Bernadette Ségol, former General Secretary of the European Trade Union Confederation, said that public-private partnerships in general have “a bad reputation with trade unions”. She suggested that any future EU partnerships set aside money for re-skilling.

One Commission official at the event was exasperated at an almost complete lack of civil society bodies in attendance. “We invited them; they didn’t come,” the official said.

For those that did come, the event, organised by the Commission, was an opportunity to present the case for funding expansions.

Joaquim Menezes, chairman of the European Factories of the Future Research Association, reminded the audience that his EU partnership “has been evaluated and considered a success”.

“We have worked with the Commission for 10 years, and attracted more than 3,000 organisations,” he said. And, lest anyone was worried, he added that his company had “never fired someone because of automation”.

Emmanuel Forest, president of the European Construction Technology Platform, which is involved in the EU’s Energy-efficient Buildings programme, said that “people don’t feel that construction is high-tech. I say to them, an airplane is only an energy efficient building that flies”.

During all of this, the Commission was careful not to designate favourites – although it couldn’t avoid praising one partnership.

On Wednesday, at an event celebrating the tenth anniversary of the Innovative Medicines Initiative, Paquet said, that, “No other programme in the world has enabled such collaboration between industry and research institutes. [This] puts IMI on a very solid foundation going into Horizon Europe review process.”

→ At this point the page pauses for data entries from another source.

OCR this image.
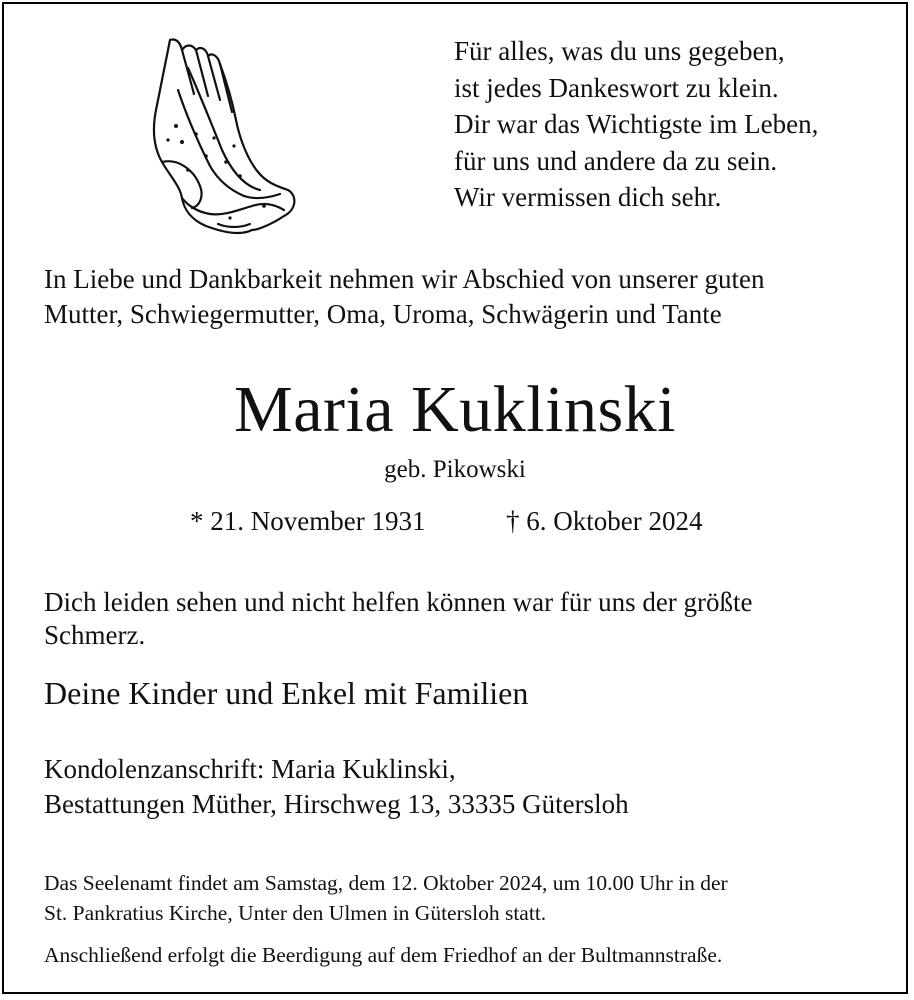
Für alles, was du uns gegeben,
ist jedes Dankeswort zu klein.
Dir war das Wichtigste im Leben,
für uns und andere da zu sein.
Wir vermissen dich sehr.
In Liebe und Dankbarkeit nehmen wir Abschied von unserer guten
Mutter, Schwiegermutter, Oma, Uroma, Schwägerin und Tante
Maria Kuklinski
geb. Pikowski
* 21. November 1931	† 6. Oktober 2024
Dich leiden sehen und nicht helfen können war für uns der größte
Schmerz.
Deine Kinder und Enkel mit Familien
Kondolenzanschrift: Maria Kuklinski,
Bestattungen Müther, Hirschweg 13, 33335 Gütersloh
Das Seelenamt findet am Samstag, dem 12. Oktober 2024, um 10.00 Uhr in der
St. Pankratius Kirche, Unter den Ulmen in Gütersloh statt.
Anschließend erfolgt die Beerdigung auf dem Friedhof an der Bultmannstraße.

EU Research Commissioner Carlos Moedas, speaking after Paquet, had similar warm words, but added: “What I can say today is that IMI is not a done deal. It’s a work in progress. It needs to be adapted, made more agile, and we need to see how we can involve SMEs more, and other like-minded bodies.”

The partnership has done much for research but also the image of big pharma in Europe, said Jonathan Knowles, the first chairman of the IMI board. “Before, we were below tobacco [in public opinion]; we weren’t doing our best to convey all the scientific and research we invest in. There used to be arrogance from both sides – industry and academia – but look at how we work together now,” he said.